Orange County Register: California’s schools are reviving the loyalty oath

Students sitting in lecture Community College classroom

California’s universities once required faculty to sign an anti-Communist oath.

Many faculty resigned or refused to sign on principle, and no one looks back on that history with fondness. Yet California’s community colleges are on the brink of embracing a new loyalty oath. Rather than force faculty to denounce communism, a new policy will force all faculty to submit to the college bureaucracy’s social justice agenda.

But whatever the dogma du jour may be, compelled submission to political beliefs is poison to free thought and the search for truth.

The California Community College administration has just adopted a rule that will require faculty to use diversity, equity, inclusion and accessibility (DEIA) principles and anti-racism in their teaching. DEIA and anti-racism are labels for a family of controversial tenets, from the belief that minority groups should enjoy special privileges in hiring, college admissions and so forth, to the broader view that capitalism and similar bedrock institutions must be uprooted to address systemic racism. Proponents of anti-racism argue that anyone who does not support these deeply divisive concepts is in fact racist.

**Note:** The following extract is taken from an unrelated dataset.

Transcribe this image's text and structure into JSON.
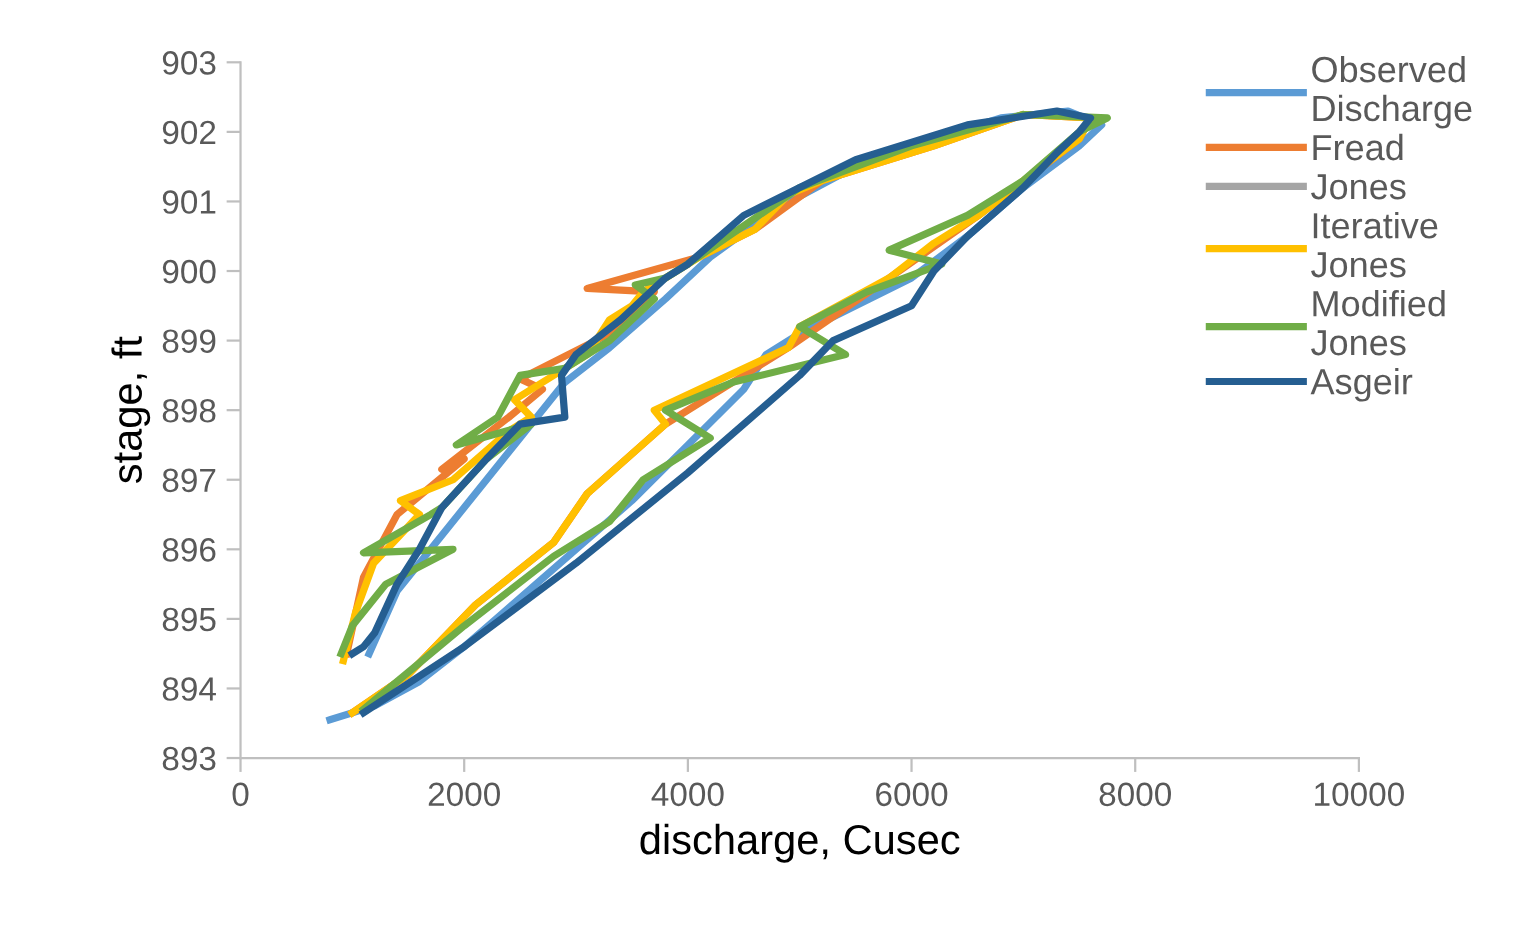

California’s community colleges want to require all faculty to preach this political creed in the classroom. The rule states: “Faculty members shall employ teaching and learning practices and curriculum that reflect DEIA and anti-racist principles.” Faculty supervisors must “place a significant emphasis on DEIA competencies in employee evaluation and tenure review processes.” Administrators must apply these principles to virtually all aspects of operating the school, including “funding allocations, decision-making, planning, and program review processes.”

College leadership views the anti-racism philosophy as a cornerstone of their mission. In a recent meeting, Deputy Chancellor Daisy Gonzales said community colleges should be “institutionalizing equity as a core function of our work.” Dolores Davison, president of the Academic Senate, likewise asserted that anti-racism should be “embedded in everything we do.” The pursuit of knowledge takes a backseat to politics.

A college curriculum committee has drafted “model principles and practices” regarding DEIA in the classroom that makes clear just how savagely partisan this framework is. For instance, the Committee considers teaching from an “individualist perspective” to be a “Eurocentric” practice that should be jettisoned in favor of a “collectivism perspective.” Likewise, teachers are expected to use “a social justice lens in all disciplines.”

The message is clear: faculty must adopt and teach a specific, partisan worldview or be driven out of the classroom.

This is worse than the loyalty oath since it demands more than a John Hancock — it dictates what faculty can say in the classroom and even what faculty can think.

California colleges have gone from forcing a signature to forcing the tongue. Such a compelled orthodoxy violates the First Amendment rights of teachers and hurts students.

The rule will impair academic freedom by requiring teachers to bow to the college’s preferred viewpoint on controversial issues in their classroom. Teachers could risk their jobs if they express dissenting views on hot issues like transgenderism in athletics, police practices, affirmative action, and other issues. The result is an enfeebled academia oriented toward cementing dogma rather than seeking truth.

Students sheltered from diverse views will be left intellectually unarmed to grapple with the complexity, nuance, and soul-searching offered by a true marketplace of ideas. Ruth Simmons, the first black president of an Ivy League university, put it this way: “One’s voice grows stronger in encounters with opposing views. . . . The collision of views and ideologies is in the DNA of the academic enterprise. No collision avoidance technology is needed here.”

If colleges wrap an ideological filter around the classroom that tunes out conservative viewpoints on pressing issues of the day, students will graduate with tame minds and flaccid opinions, unready for a complex world.

Students who dare to think for themselves and resist indoctrination will also be increasingly subject to marginalization and abuse at the hands of their activist professors.

The irony is inescapable. California schools once forced faculty to reject collectivism and now they want to force faculty to embrace it. Yet both movements share a disturbing foundation: the drive to press dogma upon young minds, the urge to propagandize rather than persuade. That is not education. It’s indoctrination.